Tweeting for your business can maximize your brand’s exposure online – if you know and follow the essential rules of engagement. Fundamentally, these rules of engagement revolve around:

  • What to Tweet: The content and images that comprise each Tweet
  • When to Tweet: The schedule and strategy that drives the frequency and regularity of your Tweets

When these two factors are backed by thoughtful analysis and effective strategies, they can coalesce and trigger better engagement with your target audience on Twitter. And that, over time, can help develop your authority online, enhance your brand’s visibility and generate more leads and profits for your business.

The Fundamentals of Improving Engagement on Twitter: 4 Steps 

1. Determine who your target audience is – Your target audience should drive your Twitter (and overall social media marketing) strategies. After all, if you don’t know who your target audience is, how are you ever going to talk to them online?

The reality is that brands that are able to dial into their target audience can effectively customize their posts to maximize engagement with their ideal client base.

To define to your target Twitter audience, ask yourself the following questions:

  • What solutions does my business offer?
  • Who is looking for these solutions right now?
  • Who would benefit the most from these solutions (even if they aren’t necessarily looking for them now)?
  • What are the specific demographics of those who would benefit from the solutions, products and/or services my business provides? Or, more specifically, what is the age, gender, socio-economic status, etc. associated with my target audience?

The more detailed the answers to these questions are, the better. That’s because these answers can be central to informing your future content choices – and posting schedule – to best engage with your target audience.

2. Figure out what type of content best serves your audience – In other words, why is your target audience on Twitter? What do they do on Twitter (and other social media networks)?

To tackle this rule of engagement, it can be helpful to consider the basic types of social media users that Forrester has identified. These include:

  • The “Creators,” who primarily develop and publish content online
  • The “Conversationalists,” who usually share personal updates, post online reviews, comment on online content and/or contribute to forums
  • The “Collectors,” who typically use RSS feeds and tag online content
  • The “Joiners,” who are primarily focused on maintaining their online profiles
  • The “Spectators,” who usually consume online content (without necessarily generating, sharing or commenting on it)
  • The “Inactives,” who are disengaged from social media.

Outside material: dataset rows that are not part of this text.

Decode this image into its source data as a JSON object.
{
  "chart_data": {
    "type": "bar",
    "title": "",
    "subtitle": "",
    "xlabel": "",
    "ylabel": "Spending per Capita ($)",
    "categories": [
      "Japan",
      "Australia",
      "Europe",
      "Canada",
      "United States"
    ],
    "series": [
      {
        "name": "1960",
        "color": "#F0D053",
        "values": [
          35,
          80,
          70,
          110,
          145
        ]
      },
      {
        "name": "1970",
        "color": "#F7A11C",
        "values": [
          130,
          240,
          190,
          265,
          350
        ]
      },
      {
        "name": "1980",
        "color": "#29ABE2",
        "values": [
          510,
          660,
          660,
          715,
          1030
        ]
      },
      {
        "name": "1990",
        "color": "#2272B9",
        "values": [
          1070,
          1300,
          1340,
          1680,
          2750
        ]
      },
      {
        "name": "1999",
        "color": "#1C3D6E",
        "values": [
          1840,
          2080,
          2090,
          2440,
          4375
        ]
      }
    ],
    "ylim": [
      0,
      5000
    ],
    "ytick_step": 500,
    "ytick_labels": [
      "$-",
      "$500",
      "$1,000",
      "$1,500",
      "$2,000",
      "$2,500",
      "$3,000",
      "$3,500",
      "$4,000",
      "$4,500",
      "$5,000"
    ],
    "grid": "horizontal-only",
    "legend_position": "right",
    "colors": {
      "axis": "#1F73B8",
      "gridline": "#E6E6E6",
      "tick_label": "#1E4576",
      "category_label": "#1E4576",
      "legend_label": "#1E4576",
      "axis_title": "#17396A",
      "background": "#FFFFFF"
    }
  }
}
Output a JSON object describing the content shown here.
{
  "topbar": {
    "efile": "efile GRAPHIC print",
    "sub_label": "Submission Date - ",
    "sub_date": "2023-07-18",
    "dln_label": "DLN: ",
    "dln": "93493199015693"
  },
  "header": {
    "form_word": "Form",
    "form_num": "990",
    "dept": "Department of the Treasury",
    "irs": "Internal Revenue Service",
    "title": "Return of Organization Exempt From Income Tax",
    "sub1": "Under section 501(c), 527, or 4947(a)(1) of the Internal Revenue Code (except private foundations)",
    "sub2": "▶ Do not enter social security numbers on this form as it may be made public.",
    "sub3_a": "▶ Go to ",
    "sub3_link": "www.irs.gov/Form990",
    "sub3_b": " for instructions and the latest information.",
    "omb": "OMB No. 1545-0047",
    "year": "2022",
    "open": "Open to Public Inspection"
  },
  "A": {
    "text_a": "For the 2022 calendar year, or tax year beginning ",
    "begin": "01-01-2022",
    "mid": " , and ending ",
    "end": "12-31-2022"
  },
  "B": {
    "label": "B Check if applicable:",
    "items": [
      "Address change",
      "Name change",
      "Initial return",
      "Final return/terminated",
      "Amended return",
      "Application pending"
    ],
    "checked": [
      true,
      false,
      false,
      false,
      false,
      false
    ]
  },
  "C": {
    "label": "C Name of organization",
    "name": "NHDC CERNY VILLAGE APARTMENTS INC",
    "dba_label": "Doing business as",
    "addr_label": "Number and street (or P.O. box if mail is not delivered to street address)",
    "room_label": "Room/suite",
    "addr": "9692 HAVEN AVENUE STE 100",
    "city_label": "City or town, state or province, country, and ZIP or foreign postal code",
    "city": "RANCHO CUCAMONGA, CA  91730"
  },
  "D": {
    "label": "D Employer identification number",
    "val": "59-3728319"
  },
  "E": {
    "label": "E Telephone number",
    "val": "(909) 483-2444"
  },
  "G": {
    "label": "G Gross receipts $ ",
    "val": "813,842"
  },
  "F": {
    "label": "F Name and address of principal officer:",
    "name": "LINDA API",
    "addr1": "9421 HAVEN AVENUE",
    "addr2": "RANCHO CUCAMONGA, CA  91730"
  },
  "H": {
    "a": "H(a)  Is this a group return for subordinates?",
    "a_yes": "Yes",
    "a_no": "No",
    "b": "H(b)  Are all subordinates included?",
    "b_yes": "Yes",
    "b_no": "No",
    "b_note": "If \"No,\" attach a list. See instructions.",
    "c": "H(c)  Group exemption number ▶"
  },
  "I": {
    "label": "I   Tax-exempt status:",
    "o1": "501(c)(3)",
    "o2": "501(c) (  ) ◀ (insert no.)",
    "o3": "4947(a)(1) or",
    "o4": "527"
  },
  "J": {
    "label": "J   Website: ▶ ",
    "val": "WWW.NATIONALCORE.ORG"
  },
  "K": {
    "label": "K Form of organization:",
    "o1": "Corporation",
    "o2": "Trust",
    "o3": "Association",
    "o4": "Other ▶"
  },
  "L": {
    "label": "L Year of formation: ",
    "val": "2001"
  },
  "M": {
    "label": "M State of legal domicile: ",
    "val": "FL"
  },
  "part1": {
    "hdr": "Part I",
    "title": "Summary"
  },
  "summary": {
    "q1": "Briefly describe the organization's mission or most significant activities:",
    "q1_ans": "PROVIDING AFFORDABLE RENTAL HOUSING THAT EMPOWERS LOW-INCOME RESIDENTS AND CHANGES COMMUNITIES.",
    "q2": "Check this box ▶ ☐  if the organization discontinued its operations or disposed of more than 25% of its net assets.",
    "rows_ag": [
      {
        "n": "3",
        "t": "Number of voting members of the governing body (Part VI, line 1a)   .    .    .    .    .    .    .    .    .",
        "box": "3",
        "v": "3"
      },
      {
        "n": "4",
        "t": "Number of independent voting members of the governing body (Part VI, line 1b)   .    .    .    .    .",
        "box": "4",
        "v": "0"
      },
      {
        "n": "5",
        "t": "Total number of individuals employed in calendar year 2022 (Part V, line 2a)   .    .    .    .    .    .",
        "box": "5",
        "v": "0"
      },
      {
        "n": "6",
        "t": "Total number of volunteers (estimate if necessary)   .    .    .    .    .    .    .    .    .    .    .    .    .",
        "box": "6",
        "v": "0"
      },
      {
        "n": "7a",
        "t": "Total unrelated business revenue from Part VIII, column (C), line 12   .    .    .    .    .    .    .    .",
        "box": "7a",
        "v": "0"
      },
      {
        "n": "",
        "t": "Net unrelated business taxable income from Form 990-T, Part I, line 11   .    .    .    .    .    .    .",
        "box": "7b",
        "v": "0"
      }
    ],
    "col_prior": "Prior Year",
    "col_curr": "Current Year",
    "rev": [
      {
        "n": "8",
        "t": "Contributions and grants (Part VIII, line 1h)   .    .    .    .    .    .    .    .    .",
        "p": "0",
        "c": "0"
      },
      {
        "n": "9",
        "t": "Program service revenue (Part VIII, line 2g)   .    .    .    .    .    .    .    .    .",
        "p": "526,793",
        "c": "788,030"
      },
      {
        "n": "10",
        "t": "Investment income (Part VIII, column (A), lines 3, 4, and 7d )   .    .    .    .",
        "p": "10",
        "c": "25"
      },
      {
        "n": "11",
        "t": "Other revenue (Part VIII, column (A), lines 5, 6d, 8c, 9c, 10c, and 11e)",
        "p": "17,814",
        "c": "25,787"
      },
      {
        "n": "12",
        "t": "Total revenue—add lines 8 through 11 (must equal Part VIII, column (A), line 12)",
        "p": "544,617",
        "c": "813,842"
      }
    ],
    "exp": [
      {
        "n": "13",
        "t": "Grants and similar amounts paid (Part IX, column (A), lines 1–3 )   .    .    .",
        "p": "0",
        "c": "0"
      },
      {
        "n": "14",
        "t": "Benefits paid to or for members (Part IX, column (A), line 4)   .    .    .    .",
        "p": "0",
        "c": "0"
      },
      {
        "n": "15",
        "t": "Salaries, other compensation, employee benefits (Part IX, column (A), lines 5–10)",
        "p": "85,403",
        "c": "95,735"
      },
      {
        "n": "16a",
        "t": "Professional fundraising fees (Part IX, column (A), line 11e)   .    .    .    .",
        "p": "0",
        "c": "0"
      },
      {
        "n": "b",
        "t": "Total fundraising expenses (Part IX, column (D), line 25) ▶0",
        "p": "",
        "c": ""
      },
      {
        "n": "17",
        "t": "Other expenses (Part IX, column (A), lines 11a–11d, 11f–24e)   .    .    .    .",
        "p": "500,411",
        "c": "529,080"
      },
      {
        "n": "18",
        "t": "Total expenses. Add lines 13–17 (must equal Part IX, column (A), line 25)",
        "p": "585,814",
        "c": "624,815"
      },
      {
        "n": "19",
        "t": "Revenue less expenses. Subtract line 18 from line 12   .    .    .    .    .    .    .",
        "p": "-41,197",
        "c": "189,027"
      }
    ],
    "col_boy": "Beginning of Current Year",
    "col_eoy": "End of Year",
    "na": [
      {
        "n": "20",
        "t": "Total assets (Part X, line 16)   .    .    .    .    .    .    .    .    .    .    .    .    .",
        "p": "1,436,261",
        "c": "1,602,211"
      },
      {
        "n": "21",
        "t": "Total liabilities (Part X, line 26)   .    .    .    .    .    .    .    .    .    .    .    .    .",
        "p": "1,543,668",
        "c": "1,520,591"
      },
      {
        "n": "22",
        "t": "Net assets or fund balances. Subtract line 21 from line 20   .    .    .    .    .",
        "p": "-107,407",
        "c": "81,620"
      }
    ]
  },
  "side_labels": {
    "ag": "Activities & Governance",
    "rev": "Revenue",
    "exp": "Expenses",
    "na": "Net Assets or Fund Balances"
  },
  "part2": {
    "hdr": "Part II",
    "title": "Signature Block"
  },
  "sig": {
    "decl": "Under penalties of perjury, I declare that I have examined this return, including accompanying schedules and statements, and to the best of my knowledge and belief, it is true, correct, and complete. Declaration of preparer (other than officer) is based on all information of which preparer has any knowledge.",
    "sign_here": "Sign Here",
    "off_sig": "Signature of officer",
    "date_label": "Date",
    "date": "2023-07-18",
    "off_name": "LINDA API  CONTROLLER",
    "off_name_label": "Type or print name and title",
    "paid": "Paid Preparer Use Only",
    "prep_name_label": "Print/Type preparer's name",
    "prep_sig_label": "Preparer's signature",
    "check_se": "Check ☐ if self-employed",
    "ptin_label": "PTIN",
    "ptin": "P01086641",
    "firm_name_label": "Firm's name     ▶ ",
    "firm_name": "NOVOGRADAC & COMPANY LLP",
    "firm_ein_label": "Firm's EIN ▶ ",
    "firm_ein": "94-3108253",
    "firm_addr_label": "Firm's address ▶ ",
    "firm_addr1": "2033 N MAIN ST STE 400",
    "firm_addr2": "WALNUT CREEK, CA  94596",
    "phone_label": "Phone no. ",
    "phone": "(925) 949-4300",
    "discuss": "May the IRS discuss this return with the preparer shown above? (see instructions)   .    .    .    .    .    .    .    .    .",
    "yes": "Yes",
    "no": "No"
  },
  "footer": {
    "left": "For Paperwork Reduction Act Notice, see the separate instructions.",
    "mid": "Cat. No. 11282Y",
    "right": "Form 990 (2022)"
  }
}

Once you know what type of Twitter users comprise your target audience, you can start dialing into the type of content/posts that tend to grab these users’ attention.

When it comes to types of Twitter posts, these generally fall into one of the three following categories:

  • The educational, which can appeal more to creators, conversationalists, and possibly spectators
  • The inspirational, which can be more compelling to conversationalists, collectors, joiners and spectators
  • The entertaining, which may be more appealing to conversationalists, collectors and spectators

When it comes to figuring out the best content to feed your target audience, it’s also critical to keep the following tips in mind:

  • Always provide value (APV) – You have to give value to get value on Twitter, and using this as mantra to drive your Twitter content choices can be the key to cultivating trust with your audience and staying top-of-mind with them. It’s also essential to compelling your audience to respond to your calls-to-action whenever they may be part of your Tweets.
  • Don’t forget to consider “what’s in it for me?” (WIIFM) – Going hand-in-hand with APV, keeping this consideration in mind can foster a sense of reciprocity and help you invest your Twitter efforts/resources as effectively as possible.

3. Don’t forget about visual content – Images can be worth way more than the cliché 1,000 words on Twitter. In fact, given the strict character limits, as well as the fact that images can start communicating with your audience before they even read a single word, visual content in the form of pictures and videos can be integral to instantly capturing your audience’s attention and compelling them to read on.

When selecting visual content to support your written Tweets, there are generally 3 types of images to choose from:

Branded images, which can facilitate brand recognition

Custom images, which can lend authenticity, as well as a “unique” element to posts

Stock images, which can be helpful when time and resources are limited

What will be best for your posts will depend on your target audience, as well as the subject of your posts and your call-to-action for your target audience.

4. Determine your posting schedule and stick to it – Once you have a clear idea of what you should be posting, it’s time to figure out when to Tweet in order to maximize your exposure and best connect with your target audience.

To dial in your posting schedule, it’s usually important to consider the following factors:

  • About 80 percent of the U.S. population is based in the Central and Eastern Time zones.
  • The highest percentage of retweets tends to occur around 5pm while the highest percentage of click-through rates typically occurs around noon and 6pm.
  • The weekends and Wednesdays tend to be the best days to Tweet.
  • Whatever posting schedule you device, it must be something you can maintain moving forward (otherwise you risk sabotaging your efforts to connect with your target audience and build your followers online).